Okra flowers like this one opened and closed during August's total solar eclipse.
Okra flowers like this one opened and closed during August’s total solar eclipse. কামরুল ইসলাম শাহীন/CC BY-SA 4.0

She’s still going through the data, but so far, a few of the observations stand out, she says: “[One user took] a beautiful set of photos of an okra flower opening and closing in Columbia, Missouri,” as totality came and went. “We also had reports of small fish re-emerging from deeper areas and swarming close to the surface, honey bees being absent from flower beds, and alligators doing nothing,” she says. (If you’d like to explore the iNaturalist data yourself, you can do so here.)

Ricard herself was stationed in Oregon, where she watched a group of cows migrate to one end of a field and lay down. “We also noticed the local cat, who doesn’t usually come near people, delicately walking close to us with its hackles up,” she says.

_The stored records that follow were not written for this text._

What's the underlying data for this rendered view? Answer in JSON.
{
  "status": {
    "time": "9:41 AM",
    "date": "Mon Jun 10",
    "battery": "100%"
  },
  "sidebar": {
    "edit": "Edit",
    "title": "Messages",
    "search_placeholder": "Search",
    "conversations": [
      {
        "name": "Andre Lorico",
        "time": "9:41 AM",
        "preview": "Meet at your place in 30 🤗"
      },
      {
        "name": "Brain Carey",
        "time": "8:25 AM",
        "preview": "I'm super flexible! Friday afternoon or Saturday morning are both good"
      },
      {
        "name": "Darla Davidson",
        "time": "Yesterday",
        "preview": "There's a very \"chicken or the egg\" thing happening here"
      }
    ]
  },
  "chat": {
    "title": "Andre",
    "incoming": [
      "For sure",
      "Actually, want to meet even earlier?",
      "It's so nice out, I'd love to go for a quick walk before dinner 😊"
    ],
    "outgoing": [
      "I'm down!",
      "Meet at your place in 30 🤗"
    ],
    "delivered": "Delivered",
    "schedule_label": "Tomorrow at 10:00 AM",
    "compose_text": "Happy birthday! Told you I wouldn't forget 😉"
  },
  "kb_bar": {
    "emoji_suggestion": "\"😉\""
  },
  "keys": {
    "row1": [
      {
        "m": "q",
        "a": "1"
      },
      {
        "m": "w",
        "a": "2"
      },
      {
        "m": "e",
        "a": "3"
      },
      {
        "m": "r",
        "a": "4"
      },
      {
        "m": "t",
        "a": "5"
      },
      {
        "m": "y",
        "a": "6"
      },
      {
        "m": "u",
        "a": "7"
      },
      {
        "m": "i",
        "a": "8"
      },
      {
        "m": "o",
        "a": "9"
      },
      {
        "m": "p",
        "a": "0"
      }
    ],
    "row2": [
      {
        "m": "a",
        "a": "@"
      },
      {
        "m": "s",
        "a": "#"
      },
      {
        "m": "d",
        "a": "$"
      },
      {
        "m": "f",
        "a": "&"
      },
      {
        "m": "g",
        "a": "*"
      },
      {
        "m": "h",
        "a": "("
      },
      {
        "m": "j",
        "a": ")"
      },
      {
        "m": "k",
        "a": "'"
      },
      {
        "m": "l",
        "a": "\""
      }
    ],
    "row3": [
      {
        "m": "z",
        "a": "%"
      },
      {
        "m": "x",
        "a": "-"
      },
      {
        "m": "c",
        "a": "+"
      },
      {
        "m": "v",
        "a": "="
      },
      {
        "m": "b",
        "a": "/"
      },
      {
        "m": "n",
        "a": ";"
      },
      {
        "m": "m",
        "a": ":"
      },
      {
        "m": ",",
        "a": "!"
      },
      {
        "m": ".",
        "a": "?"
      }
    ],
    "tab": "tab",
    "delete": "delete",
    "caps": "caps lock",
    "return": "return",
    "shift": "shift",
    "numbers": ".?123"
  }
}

Sometimes the best reaction is none at all. On eclipse day, the Washington Post’s Dave Jorgensen headed to Cross Plains, Tennessee, to spend totality with the town’s famous fainting goats. There’s a “Best Of” video up here, which shows what happened when the sun disappeared: Jorgensen pretended to faint over and over again, while the goats remained unruffled.

Zoos across the country also hosted successful observation events. Keepers at South Carolina’s Greenville Zoo noticed flamingos flocking to one side of their lagoon, writes the Greenville Journal. One female rhea even abandoned a nest full of eggs to rush across her enclosure.

At the Nashville Zoo in Tennessee, orangutans climbed as high as they possibly could in their enclosure, and all four giraffes, including the usually unruffled adults, ran around as totality approached. Nearby, at the Chattanooga Zoo, a chimp named Katrina showed concern as the sun disappeared, and another came over to comfort her, WRCBtv reports.

And what about those sun-worshipping Tennessee Aquarium lemurs? In the end, they didn’t really do anything, perhaps because they were just outside the path of totality. Oh well—there’s always 2024.